Judul buku: Delusi Kesetaraan Gender: Tinjauan Kritis Konsep Gender
Penulis: Dr. Dinar Dewi Kania, dkk
Penerbit: Yayasan AILA Indonesia, Mei, 2018, 227 halaman
Kesetaraan gender. Frasa ini banyak digaungkan pada Hari Perempuan Internasional, atau yang berkaitan dengan hal itu. Yang getol mengampanyekan adalah perempuan.
Wartapilihan.com, Jakarta –Namun sejatinya, memperjuangkan kesetaraan gender tidak sama dengan memperjuangkan keadilan bagi perempuan. Keadilan sendiri tidak selalu bermakna penyamarataan, dan juga definisi gender yang dimaksud tidak merujuk pada jenis kelamin biologis tertentu.
Maka dari itu, mereka yang sangat kuat memperjuangkan, sejatinya tengah memperjuangkan ideologi feminis, dimana ideologi tersebut mengusung kebebasan tanpa batas, terlebih lagi batas nilai-nilai agama.

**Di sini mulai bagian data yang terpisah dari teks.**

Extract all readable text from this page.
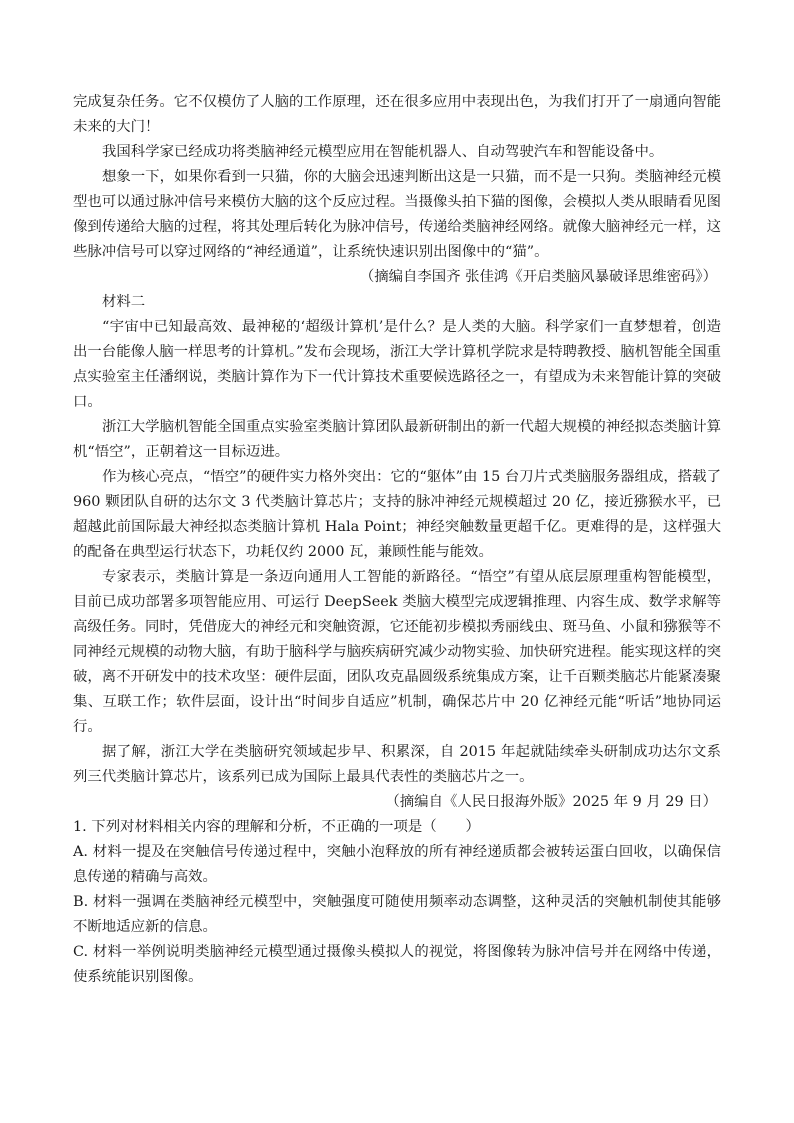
完成复杂任务。它不仅模仿了人脑的工作原理，还在很多应用中表现出色，为我们打开了一扇通向智能未来的大门！

我国科学家已经成功将类脑神经元模型应用在智能机器人、自动驾驶汽车和智能设备中。

想象一下，如果你看到一只猫，你的大脑会迅速判断出这是一只猫，而不是一只狗。类脑神经元模型也可以通过脉冲信号来模仿大脑的这个反应过程。当摄像头拍下猫的图像，会模拟人类从眼睛看见图像到传递给大脑的过程，将其处理后转化为脉冲信号，传递给类脑神经网络。就像大脑神经元一样，这些脉冲信号可以穿过网络的“神经通道”，让系统快速识别出图像中的“猫”。

（摘编自李国齐 张佳鸿《开启类脑风暴破译思维密码》）

材料二

“宇宙中已知最高效、最神秘的‘超级计算机’是什么？是人类的大脑。科学家们一直梦想着，创造出一台能像人脑一样思考的计算机。”发布会现场，浙江大学计算机学院求是特聘教授、脑机智能全国重点实验室主任潘纲说，类脑计算作为下一代计算技术重要候选路径之一，有望成为未来智能计算的突破口。

浙江大学脑机智能全国重点实验室类脑计算团队最新研制出的新一代超大规模的神经拟态类脑计算机“悟空”，正朝着这一目标迈进。

作为核心亮点，“悟空”的硬件实力格外突出：它的“躯体”由 15 台刀片式类脑服务器组成，搭载了 960 颗团队自研的达尔文 3 代类脑计算芯片；支持的脉冲神经元规模超过 20 亿，接近猕猴水平，已超越此前国际最大神经拟态类脑计算机 Hala Point；神经突触数量更超千亿。更难得的是，这样强大的配备在典型运行状态下，功耗仅约 2000 瓦，兼顾性能与能效。

专家表示，类脑计算是一条迈向通用人工智能的新路径。“悟空”有望从底层原理重构智能模型，目前已成功部署多项智能应用、可运行 DeepSeek 类脑大模型完成逻辑推理、内容生成、数学求解等高级任务。同时，凭借庞大的神经元和突触资源，它还能初步模拟秀丽线虫、斑马鱼、小鼠和猕猴等不同神经元规模的动物大脑，有助于脑科学与脑疾病研究减少动物实验、加快研究进程。能实现这样的突破，离不开研发中的技术攻坚：硬件层面，团队攻克晶圆级系统集成方案，让千百颗类脑芯片能紧凑聚集、互联工作；软件层面，设计出“时间步自适应”机制，确保芯片中 20 亿神经元能“听话”地协同运行。

据了解，浙江大学在类脑研究领域起步早、积累深，自 2015 年起就陆续牵头研制成功达尔文系列三代类脑计算芯片，该系列已成为国际上最具代表性的类脑芯片之一。

（摘编自《人民日报海外版》2025 年 9 月 29 日）

1. 下列对材料相关内容的理解和分析，不正确的一项是（　　）

A. 材料一提及在突触信号传递过程中，突触小泡释放的所有神经递质都会被转运蛋白回收，以确保信息传递的精确与高效。

B. 材料一强调在类脑神经元模型中，突触强度可随使用频率动态调整，这种灵活的突触机制使其能够不断地适应新的信息。

C. 材料一举例说明类脑神经元模型通过摄像头模拟人的视觉，将图像转为脉冲信号并在网络中传递，使系统能识别图像。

Diskursus Kesetaraan Gender ini sudah banyak diutarakan, terlebih lagi pada institusi pendidikan yang biasanya sangat lekat dengan jurusan sosiologi, filsafat dan juga psikologi (Sosial Humaniora). Maka dari itu, buku ini bisa jadi penyeimbang pemikiran agar ada cover both side dari perspektif agama Islam.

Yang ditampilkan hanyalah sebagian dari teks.